Blogs, Operations, Returns Strategy
Keep Your Friends Close, Keep Your Serial Returners Closer
There’s been a lot of talk in the media recently about serial returners and the ‘damaging’ effect they’re having on retailers margins. Whilst L.L Bean merely shortened their lifetime returns window to a 365 day policy (and got a fair amount of bad press for doing so), Amazon and Sephora took a harsher approach by opting to penalise shoppers who make ‘too many returns’ by banning them from making future purchases. Strangely though, there seems to be much greater support of Amazon’s harsher crack-down with many retailers saying they’d like to follow suit.
A recent study by Brightpearl, ‘Banned? A Returning Problem’, not only uncovered that 55% of UK fashion and clothing retailers would consider ‘banning serial returners’, but that shoppers also say they support the decision!
56% of shoppers surveyed stated that they believed Amazon’s intention to place lifetime bans on serial returners is fair. However, Amazon has not actually defined what constitutes a chronic returner in writing, so i’m sure these shoppers would change their tune if they were wrongly accused of exploiting a return policy simply by exhibiting normal online returns behaviour.
The retailers who choose to follow Amazon’s example tread a dangerous line. They don’t have the same data tools like Amazon do (and even giants like Amazon can get it wrong). In fact, the Brightpearl study also uncovered that despite being keen to crack-down on unruly returns behaviour, a staggering 44% of retailers admit they don’t even have adequate technology at their fingertips to identify a serial returner. So is it all just talk, or are retailers running the risk of going down this dangerous path?
Serial Returners may actually your best customers
Retailers often fall into the trap of categorising all serial returners the same. Loss making, bad customers who return everything they buy. It’s a common mistake, but we’re here to dispel the myth, the majority of your serial returners are not bad customers.
We spoke to our Director of Data Innovation, Vicky Brock, whose experience in the retail and returns space, which includes founding Clear Returns, has led her to be able to accurately calculate the impact of serial returners for retailers. In her presentation at The Returns Revolution Conference, we learned that approximately 12 – 20% of customers generate 80% of your refunds. The downside here is that this percentage contains both your best and your worst customers. Retailers need to take a close look at their returns data to be able to distinguish between their different returner personas. This will allow them to take a well informed approach to their shoppers, and truly spot those abusing the system.

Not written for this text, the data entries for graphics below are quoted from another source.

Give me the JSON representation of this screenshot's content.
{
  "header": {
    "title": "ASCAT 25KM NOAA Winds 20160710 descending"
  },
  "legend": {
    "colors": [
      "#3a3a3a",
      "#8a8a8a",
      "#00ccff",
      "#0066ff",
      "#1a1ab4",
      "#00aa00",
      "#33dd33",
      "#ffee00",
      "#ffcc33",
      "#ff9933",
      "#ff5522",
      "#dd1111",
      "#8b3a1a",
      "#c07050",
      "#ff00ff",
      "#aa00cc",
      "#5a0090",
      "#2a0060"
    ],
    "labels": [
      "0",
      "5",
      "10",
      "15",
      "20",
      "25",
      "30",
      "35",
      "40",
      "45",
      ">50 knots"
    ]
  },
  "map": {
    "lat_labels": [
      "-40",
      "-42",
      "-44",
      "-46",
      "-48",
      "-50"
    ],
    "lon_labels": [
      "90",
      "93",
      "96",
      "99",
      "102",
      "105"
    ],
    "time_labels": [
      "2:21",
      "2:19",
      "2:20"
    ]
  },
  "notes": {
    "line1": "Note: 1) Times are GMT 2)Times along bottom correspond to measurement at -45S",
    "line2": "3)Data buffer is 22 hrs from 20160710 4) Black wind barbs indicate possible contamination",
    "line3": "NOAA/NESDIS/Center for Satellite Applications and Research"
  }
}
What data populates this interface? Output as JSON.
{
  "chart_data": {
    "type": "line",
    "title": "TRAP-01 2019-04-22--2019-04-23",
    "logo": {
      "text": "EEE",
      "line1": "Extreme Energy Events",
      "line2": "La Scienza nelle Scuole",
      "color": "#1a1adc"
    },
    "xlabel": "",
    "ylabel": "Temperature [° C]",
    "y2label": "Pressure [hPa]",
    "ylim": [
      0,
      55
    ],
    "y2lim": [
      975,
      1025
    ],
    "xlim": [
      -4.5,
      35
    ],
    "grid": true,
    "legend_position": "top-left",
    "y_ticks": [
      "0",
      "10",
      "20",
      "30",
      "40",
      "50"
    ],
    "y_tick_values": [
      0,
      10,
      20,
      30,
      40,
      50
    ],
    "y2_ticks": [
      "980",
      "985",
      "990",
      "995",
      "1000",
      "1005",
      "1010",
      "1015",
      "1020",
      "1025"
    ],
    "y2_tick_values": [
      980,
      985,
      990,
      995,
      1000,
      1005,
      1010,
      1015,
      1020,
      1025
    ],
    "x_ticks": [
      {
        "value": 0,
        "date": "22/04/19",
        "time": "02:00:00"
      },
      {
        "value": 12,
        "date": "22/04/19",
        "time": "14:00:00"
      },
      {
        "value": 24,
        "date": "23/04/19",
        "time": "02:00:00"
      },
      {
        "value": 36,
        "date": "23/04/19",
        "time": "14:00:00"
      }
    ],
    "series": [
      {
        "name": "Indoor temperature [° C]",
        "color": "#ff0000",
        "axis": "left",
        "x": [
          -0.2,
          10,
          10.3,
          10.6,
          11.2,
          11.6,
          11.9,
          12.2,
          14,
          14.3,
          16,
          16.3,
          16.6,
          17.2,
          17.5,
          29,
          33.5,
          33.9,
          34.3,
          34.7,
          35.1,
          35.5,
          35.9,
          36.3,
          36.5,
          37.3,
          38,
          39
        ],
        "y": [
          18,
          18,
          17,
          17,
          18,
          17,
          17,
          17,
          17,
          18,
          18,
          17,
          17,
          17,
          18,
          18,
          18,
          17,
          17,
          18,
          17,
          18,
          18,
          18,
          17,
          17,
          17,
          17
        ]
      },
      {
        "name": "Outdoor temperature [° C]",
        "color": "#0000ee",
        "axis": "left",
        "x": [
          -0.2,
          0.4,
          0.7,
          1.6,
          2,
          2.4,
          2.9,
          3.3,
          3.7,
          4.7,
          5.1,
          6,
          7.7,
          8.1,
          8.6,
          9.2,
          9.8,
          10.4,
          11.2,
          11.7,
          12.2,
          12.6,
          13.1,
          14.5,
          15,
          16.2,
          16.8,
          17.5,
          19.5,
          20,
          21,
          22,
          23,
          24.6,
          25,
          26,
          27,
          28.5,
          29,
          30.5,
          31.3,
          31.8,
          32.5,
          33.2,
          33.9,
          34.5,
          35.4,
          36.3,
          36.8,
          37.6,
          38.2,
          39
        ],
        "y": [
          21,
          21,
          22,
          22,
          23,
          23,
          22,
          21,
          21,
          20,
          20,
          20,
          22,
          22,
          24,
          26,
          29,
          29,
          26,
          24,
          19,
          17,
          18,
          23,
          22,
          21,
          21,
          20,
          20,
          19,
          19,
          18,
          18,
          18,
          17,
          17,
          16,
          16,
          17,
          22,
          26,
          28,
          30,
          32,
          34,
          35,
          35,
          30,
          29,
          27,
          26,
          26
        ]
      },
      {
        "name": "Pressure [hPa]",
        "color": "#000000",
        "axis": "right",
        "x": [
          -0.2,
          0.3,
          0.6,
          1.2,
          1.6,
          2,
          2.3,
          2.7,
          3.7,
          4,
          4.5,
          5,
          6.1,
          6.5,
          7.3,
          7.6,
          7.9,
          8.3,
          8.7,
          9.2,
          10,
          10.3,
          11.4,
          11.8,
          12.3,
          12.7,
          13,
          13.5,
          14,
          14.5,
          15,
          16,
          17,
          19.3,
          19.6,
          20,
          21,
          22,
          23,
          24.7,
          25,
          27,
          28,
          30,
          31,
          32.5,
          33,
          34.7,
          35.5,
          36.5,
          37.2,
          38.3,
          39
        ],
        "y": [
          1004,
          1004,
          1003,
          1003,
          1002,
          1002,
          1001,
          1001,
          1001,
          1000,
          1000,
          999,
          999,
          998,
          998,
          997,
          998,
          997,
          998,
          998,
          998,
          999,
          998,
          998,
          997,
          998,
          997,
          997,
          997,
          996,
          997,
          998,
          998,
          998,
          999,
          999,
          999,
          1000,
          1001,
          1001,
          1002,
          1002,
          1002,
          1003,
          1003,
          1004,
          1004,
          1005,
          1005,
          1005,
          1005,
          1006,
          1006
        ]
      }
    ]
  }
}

Vicky disagrees with the 55% of retailers who’d consider banning serial returners “this sweeping, harsh approach is incredibly short-sighted. It is a knee-jerk reaction which goes against the fundamentals of customer convenience, the very philosophy which retail is built on. Placing a ban on shoppers for repeatedly returning items overlooks the individual customer’s lifetime value and reveals that the retailer actually doesn’t understand their shoppers return behaviour well enough. Additionally, it is important to remember customers are simply responding to conditions that the retailer themself has put in place – free shipping, endless in-session upsells and multibuy offers encourages consumers to buy first and chose later. It is hardly surprising that returns increase as a result.”
All retailers know that if a shopper places an order with the same item in 3 different sizes, returns are inevitable, but retailers should not fear this type of behaviour. Typically this is an important step towards greater lifetime value as the customer tests new categories or brands they are familiar with. Multisize buying rarely affects more than 8% of orders and is far more likely to result in a greater lifetime value than a customer who buys one thing, returns it, and doesn’t buy again.
As Vicky’s presentation at The Returns Revolution demonstrated, years of data from multiple major retailers show that up to a specific threshold there is a direct link between the more items a customer buys per order and their profitability net of returns, as well as a clear mathematical proof that the more orders they make over time, the lower their refunds per order (as they become better at getting it right over time).
Don’t ban your serial returners
Remember that Brightpearl’s study showed that 44% of retailers do not deploy any technology to properly manage their returns data? Surely this should be the first priority for retailers? Once the correct technology is in place, retailers can then look at what actually is driving their increasing returns costs, and make smarter, better informed decisions.
A very small percentage of your serial returners are loss making, so retailers need to shift their priorities and look at other ways to better handle their returns and cut back the costs. Using the ReBound platform will give retailers better visibility of their returns, allowing them to understand what is coming back, why it’s coming back and especially relevant for this time of year, when it’s coming back into stock. Using a returns portal like ReBound’s intelligent returns platform will allow you to calculate accurate inventory forecasting and better plan your resources to handle your returned stock, especially important for peak season planning.
So there you have it, don’t ban your serial returners, understand them.